Negativ ist: Minderheitsaktionäre sitzen nicht am Steuer. Bei Familienholdings besteht immer das Risiko, dass Entscheidungen nicht primär auf kurzfristige Maximierung des Aktienkurses ausgerichtet sind. Dazu gehören konservative Ausschüttungen, komplexe konzerninterne Beziehungen, Beteiligungsrabatte, teure Zukunftsinvestitionen oder Transaktionen, die strategisch sinnvoll sein mögen, aber für außenstehende Aktionäre schwer zu bewerten sind. Bei LG Corp kommt zusätzlich der klassische Holdingabschlag hinzu: Du kaufst nicht direkt die operativen Assets, sondern einen kontrollierten Beteiligungskorb.

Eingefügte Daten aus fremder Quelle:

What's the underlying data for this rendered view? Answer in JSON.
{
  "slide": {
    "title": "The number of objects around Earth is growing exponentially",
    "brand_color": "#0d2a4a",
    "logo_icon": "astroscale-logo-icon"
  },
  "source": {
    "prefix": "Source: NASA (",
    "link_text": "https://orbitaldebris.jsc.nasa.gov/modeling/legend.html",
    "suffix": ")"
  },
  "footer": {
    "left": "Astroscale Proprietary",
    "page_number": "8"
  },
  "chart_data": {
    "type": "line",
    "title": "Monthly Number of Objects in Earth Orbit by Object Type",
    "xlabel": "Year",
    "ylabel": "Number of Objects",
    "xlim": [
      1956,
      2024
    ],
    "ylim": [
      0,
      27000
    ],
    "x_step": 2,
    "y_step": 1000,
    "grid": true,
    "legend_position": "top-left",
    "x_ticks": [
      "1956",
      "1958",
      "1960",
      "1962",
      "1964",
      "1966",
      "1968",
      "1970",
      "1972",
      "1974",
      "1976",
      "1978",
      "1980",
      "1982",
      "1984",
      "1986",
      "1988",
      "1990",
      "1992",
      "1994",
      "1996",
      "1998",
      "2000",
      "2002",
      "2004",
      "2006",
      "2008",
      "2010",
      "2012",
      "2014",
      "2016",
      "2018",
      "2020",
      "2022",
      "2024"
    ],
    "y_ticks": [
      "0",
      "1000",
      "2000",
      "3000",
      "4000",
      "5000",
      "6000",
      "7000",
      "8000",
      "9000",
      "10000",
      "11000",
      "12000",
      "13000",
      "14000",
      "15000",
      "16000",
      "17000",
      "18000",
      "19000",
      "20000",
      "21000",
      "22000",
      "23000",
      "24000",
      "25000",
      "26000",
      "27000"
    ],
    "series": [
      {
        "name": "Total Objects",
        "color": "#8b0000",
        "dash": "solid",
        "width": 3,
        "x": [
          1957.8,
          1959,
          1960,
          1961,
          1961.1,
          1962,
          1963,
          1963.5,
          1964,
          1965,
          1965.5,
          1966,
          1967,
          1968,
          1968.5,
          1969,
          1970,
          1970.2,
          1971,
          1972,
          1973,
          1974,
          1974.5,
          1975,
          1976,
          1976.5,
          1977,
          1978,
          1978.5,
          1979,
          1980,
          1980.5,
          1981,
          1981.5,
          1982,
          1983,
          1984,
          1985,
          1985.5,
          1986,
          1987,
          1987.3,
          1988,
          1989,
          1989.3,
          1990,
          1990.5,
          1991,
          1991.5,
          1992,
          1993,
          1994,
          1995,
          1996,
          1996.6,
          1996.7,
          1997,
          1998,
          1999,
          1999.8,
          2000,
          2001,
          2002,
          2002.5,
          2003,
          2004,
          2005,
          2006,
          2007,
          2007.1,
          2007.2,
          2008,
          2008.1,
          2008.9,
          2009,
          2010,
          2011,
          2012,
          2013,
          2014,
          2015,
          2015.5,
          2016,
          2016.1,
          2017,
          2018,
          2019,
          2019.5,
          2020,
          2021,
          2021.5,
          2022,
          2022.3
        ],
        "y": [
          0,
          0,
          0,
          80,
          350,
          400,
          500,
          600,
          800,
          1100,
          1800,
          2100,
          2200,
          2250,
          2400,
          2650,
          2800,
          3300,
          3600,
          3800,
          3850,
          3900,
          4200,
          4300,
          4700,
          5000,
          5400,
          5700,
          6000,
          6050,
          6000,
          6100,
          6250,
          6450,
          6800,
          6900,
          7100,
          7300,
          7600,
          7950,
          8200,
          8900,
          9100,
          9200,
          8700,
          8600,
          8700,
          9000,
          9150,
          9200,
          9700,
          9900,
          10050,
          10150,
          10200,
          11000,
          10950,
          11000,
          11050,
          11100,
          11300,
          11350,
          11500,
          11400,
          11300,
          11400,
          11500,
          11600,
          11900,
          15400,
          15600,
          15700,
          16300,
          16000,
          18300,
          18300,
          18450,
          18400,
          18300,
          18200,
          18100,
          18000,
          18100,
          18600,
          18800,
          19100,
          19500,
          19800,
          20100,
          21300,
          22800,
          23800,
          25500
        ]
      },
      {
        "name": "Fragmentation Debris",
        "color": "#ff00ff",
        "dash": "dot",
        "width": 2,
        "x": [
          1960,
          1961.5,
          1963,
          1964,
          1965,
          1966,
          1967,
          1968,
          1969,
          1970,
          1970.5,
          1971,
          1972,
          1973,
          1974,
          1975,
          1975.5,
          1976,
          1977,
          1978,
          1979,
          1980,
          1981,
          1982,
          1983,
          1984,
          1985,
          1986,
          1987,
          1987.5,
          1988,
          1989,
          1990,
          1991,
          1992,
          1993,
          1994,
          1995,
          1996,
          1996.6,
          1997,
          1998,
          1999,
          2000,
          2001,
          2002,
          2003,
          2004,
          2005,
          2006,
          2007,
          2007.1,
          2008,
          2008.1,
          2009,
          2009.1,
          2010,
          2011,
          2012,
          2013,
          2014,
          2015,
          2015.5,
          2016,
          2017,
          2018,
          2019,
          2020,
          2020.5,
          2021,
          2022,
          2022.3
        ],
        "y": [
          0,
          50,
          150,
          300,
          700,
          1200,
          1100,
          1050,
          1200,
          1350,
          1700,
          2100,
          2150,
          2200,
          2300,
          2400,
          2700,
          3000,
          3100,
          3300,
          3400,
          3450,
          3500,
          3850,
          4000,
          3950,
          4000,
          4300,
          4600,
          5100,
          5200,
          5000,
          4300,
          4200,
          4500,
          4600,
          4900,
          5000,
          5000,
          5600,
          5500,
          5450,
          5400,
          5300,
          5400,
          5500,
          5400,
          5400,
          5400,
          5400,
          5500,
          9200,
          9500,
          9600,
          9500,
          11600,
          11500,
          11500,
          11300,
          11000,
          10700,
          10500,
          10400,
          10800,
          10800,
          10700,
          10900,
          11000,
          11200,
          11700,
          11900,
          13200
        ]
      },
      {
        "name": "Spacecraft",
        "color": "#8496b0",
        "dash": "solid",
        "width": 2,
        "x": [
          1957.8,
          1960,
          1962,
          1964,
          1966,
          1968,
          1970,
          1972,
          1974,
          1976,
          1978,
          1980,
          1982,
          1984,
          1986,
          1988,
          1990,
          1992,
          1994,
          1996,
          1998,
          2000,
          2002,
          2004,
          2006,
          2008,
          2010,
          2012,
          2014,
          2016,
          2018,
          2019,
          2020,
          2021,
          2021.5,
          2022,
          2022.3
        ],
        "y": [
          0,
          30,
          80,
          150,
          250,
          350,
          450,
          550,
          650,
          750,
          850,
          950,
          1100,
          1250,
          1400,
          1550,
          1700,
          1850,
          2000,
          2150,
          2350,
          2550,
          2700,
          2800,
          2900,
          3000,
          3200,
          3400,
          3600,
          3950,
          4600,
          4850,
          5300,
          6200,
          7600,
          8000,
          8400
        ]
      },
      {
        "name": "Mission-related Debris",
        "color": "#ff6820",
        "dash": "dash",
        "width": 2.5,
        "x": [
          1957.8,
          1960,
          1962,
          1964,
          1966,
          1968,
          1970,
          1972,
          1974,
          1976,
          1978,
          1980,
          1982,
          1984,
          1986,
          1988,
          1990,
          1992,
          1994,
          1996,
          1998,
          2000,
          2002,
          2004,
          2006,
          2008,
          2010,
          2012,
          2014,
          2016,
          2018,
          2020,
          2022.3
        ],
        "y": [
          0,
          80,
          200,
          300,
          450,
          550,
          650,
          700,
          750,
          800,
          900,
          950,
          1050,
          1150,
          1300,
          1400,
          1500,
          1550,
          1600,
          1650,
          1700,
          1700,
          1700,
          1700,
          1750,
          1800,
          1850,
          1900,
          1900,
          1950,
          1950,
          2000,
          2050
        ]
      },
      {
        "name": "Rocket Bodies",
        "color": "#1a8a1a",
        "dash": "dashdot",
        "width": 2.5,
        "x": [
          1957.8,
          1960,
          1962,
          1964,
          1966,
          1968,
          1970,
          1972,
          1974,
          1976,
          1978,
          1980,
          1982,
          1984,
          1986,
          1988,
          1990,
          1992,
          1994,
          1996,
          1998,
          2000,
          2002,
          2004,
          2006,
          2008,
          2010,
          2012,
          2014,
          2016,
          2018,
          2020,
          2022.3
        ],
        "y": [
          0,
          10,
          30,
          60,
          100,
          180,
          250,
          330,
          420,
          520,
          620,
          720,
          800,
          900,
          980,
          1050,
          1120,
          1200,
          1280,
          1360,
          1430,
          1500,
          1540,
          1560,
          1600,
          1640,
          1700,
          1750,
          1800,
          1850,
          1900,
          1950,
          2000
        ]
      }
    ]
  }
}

Ein weiterer Punkt ist die südkoreanische Erbschaftsteuer. Südkorea hat sehr hohe Erbschaftsteuern; bei großen Familienunternehmen kann das Nachfolgeentscheidungen, Aktienverkäufe, Dividendenbedarf und Umstrukturierungen beeinflussen. Die LG-Erben verloren 2024 auch einen Steuerstreit über die Bewertung geerbter LG-Anteile; der Kontext war eine hohe Steuerlast nach Koo Bon-moos Tod. Für Anleger ist das kein akutes operatives Problem, aber es erklärt, warum koreanische Familienkonzerne manchmal sehr spezielle Kapitalmaßnahmen, Stiftungsstrukturen oder Anteilsverschiebungen vornehmen. (Wall Street Journal)
Meine Einschätzung mit Blick auf die Aktie: Die Familienkontrolle ist bei LG eher ein stabilisierender als ein zerstörerischer Faktor. LG wirkt governance-seitig geordneter als manche andere Chaebol-Gruppen. Die Koo-Familie hat nach außen den Ruf, vergleichsweise leise, langfristig und weniger öffentlich zerstritten zu agieren. Der aktuelle Erbstreit beschädigt dieses Bild etwas, aber er hat bisher nicht zu operativer Instabilität geführt. Für LG Corp ist die Familie zentral, weil dort die Kontrolle gebündelt ist. Für LG Electronics ist der Einfluss indirekter, aber trotzdem relevant, weil LG Corp als Großaktionär und Konzernholding die Richtung vorgibt.
Für einen Aktionär heißt das: LG ist kein aktivistischer Value-Case westlicher Prägung, bei dem man schnell auf aggressive Ausschüttungen, Spin-offs oder radikale Shareholder-Return-Programme setzen sollte. Es ist eher ein kontrollierter Familienkonzern mit langfristigem Industriefokus. Das kann über 10 bis 15 Jahre gut sein, wenn die Familie Kapital vernünftig allokiert. Es kann aber auch bedeuten, dass der Markt dauerhaft einen Abschlag vergibt, weil Kontrolle, Transparenz und Minderheitsaktionärsrechte nicht auf US- oder UK-Niveau liegen.
Kurz gesagt: Die Familie Koo ist für LG eher Qualitätsmerkmal mit Governance-Abschlag. Stabilität ja. Langfristigkeit ja. Aber keine volle Gleichrichtung mit freien Aktionären. Genau deshalb würde ich LG Corp nur kaufen, wenn der Holdingabschlag und die Dividendenrendite attraktiv genug sind. LG Electronics würde ich stärker operativ bewerten; dort zählt weniger die Familiengeschichte, sondern ob Hausgeräte, HVAC, Vehicle Solutions und Plattformgeschäft die schwächeren Bereiche dauerhaft kompensieren.